Alain et Dafroza Gauthier ont passé les 13 dernières années à réunir des preuves contre les Rwandais établis en France et suspectés d’avoir participé au génocide de 1994.

Alain Dafroza Gauthier victimes génocide rwandais

Alors que s’ouvre mardi le premier procès français d’un Rwandais, Pascal Simbikangwa, accusé de complicité de génocide, les époux Gauthier ont parlé de leur combat à la BBC.

La mère de Dafroza et une douzaine de ses proches a fait partie des 800 000 Tutsi et Hutu modérés assassinés en 100 jours.

Etabli dans la ville française de Reims, le couple, dont le combat s’est inspiré de cas portés devant la justice en Belgique, dédie son temps libre à rassembler des preuves de culpabilité de suspects. Ils ont fondé en 2001 le Collectif des parties civiles pour le Rwanda.

Les époux Gauthier ont été interviewés par la BBC, voici leur témoignage :

« Ma femme est rwandaise et un certain nombre de ses proches ont été tués pendant le génocide. Nous sommes de simples citoyens dotés d’une conscience, et nous savons que la présence de personnes suspectées de génocide en France est intolérable pour les familles des victimes.

Donc, sans aucune connaissance légale, nous avons débuté ce travail et nous avons fait des recherches.
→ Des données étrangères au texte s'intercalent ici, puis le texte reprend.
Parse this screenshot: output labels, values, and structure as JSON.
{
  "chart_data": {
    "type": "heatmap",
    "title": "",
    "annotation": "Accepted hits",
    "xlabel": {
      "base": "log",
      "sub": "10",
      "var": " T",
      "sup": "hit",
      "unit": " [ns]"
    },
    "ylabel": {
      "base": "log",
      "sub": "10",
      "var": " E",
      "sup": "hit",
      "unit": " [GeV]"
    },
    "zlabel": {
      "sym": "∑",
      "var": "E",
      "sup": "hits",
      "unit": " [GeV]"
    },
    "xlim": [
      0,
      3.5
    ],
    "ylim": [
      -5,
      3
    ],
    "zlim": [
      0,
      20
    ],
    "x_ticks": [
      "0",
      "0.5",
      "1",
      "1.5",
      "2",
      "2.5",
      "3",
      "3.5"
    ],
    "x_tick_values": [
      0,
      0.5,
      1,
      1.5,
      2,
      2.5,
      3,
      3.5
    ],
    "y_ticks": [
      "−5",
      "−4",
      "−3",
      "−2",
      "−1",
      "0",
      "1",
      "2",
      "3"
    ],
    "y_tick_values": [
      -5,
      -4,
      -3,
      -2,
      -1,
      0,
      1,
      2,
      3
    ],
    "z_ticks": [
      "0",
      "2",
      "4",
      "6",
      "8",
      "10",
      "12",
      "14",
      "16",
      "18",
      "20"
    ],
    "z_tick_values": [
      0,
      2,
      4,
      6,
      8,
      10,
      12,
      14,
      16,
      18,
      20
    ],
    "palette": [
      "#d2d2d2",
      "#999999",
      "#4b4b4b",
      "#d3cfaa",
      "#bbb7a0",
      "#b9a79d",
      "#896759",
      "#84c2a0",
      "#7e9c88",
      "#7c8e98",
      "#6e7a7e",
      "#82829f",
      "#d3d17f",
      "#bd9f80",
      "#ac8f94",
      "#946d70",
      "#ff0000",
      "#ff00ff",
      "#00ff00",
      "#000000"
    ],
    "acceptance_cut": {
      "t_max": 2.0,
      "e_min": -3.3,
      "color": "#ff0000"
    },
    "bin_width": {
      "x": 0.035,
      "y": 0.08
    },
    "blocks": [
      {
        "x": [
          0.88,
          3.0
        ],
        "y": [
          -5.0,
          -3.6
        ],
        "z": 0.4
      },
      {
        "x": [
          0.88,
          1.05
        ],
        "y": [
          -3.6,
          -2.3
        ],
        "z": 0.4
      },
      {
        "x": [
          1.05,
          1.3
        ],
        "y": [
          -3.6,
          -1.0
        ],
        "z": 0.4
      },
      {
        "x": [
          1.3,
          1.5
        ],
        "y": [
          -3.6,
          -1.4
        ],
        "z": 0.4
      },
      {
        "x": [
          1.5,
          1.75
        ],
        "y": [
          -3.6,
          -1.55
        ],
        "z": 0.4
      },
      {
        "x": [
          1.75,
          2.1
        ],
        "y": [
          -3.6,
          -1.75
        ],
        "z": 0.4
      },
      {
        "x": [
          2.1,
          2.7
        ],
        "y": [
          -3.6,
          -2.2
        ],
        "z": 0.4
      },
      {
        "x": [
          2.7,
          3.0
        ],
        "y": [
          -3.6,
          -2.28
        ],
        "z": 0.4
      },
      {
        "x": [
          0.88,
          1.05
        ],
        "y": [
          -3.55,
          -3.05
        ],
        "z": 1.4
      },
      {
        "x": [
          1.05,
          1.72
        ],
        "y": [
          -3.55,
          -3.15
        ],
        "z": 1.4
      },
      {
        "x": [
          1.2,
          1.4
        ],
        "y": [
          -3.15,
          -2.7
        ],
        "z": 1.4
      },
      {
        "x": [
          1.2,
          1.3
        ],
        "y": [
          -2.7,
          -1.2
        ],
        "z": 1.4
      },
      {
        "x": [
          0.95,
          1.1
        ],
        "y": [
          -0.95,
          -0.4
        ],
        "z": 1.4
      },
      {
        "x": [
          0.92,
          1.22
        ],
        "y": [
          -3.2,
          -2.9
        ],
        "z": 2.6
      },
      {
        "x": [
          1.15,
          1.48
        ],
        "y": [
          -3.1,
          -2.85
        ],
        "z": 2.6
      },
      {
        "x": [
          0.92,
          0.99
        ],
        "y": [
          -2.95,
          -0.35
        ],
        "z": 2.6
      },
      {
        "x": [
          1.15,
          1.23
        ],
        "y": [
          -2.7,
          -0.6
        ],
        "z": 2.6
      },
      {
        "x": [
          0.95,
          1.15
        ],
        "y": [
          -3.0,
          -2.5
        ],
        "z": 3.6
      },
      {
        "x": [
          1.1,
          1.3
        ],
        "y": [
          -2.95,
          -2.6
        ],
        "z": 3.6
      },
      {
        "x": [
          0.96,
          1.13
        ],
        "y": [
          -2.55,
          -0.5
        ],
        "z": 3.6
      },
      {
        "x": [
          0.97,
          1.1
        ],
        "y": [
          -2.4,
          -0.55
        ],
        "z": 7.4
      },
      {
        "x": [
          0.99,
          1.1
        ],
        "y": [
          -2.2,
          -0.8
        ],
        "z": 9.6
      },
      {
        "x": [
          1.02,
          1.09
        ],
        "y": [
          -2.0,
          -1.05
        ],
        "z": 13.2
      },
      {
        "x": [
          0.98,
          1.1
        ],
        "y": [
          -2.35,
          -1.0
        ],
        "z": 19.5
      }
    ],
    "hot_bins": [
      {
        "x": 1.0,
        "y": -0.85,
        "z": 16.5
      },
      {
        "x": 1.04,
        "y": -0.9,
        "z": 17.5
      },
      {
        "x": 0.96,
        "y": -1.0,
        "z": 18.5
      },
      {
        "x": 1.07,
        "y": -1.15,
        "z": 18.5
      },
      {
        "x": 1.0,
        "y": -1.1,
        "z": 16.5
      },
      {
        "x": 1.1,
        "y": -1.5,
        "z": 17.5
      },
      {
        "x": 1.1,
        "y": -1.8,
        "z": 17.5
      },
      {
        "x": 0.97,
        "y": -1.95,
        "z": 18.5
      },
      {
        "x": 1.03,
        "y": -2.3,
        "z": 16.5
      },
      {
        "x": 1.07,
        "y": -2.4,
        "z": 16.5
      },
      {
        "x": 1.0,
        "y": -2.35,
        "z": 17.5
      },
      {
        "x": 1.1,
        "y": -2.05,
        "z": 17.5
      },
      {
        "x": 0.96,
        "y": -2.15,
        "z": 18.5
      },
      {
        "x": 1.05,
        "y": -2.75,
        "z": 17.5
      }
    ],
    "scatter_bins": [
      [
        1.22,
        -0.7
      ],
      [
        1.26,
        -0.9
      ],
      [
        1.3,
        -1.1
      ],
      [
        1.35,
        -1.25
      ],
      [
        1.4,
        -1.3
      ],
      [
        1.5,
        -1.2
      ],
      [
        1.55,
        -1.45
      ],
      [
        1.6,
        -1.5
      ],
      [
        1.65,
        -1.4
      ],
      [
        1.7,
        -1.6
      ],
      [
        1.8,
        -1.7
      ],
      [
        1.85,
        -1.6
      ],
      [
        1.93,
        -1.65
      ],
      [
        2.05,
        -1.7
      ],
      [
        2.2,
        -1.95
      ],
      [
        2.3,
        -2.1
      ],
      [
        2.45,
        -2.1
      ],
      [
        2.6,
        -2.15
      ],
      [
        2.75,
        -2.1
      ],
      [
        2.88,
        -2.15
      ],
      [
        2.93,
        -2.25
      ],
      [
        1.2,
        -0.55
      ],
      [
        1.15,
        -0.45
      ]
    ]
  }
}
Un jour, nous avons découvert un suspect en France, et nous sommes donc partis au Rwanda pour trouver des témoins- et monter un dossier.

Ces témoins étaient soit des survivants soit des tueurs- les personnes libérées après avoir purgé leur peine et celles encore emprisonnées nous ont donné les meilleures informations.

L’argent a été un vrai souci. Au début, nous devions payer nous-mêmes notre transport, puis le Collectif des parties civiles pour le Rwanda, qui dispose d’au moins 150 membres, a été d’une grande aide.

Nous avons reçu des dons- mais aujourd’hui nous ne bénéficions d’aucun véritable soutien financier.

Lorsque nous trouvons des suspects, c’est parce que nous avons suivi des pistes données par des personnes suspectant des habitants de leur quartier d’avoir pris part au génocide- ces informations nous parviennent de différentes sources.

C’est ensuite à nous de les vérifier et si nous en avons les moyens nous nous rendons au Rwanda pour mener des investigations.

Le travail a toujours été énorme. Pour chaque cas, nous devions retourner au Rwanda quatre ou cinq fois, et rester dans le pays parfois deux à quatre semaines.

Depuis des années je me rends au Rwanda pendant mes vacances- je suis un enseignant à la retraite.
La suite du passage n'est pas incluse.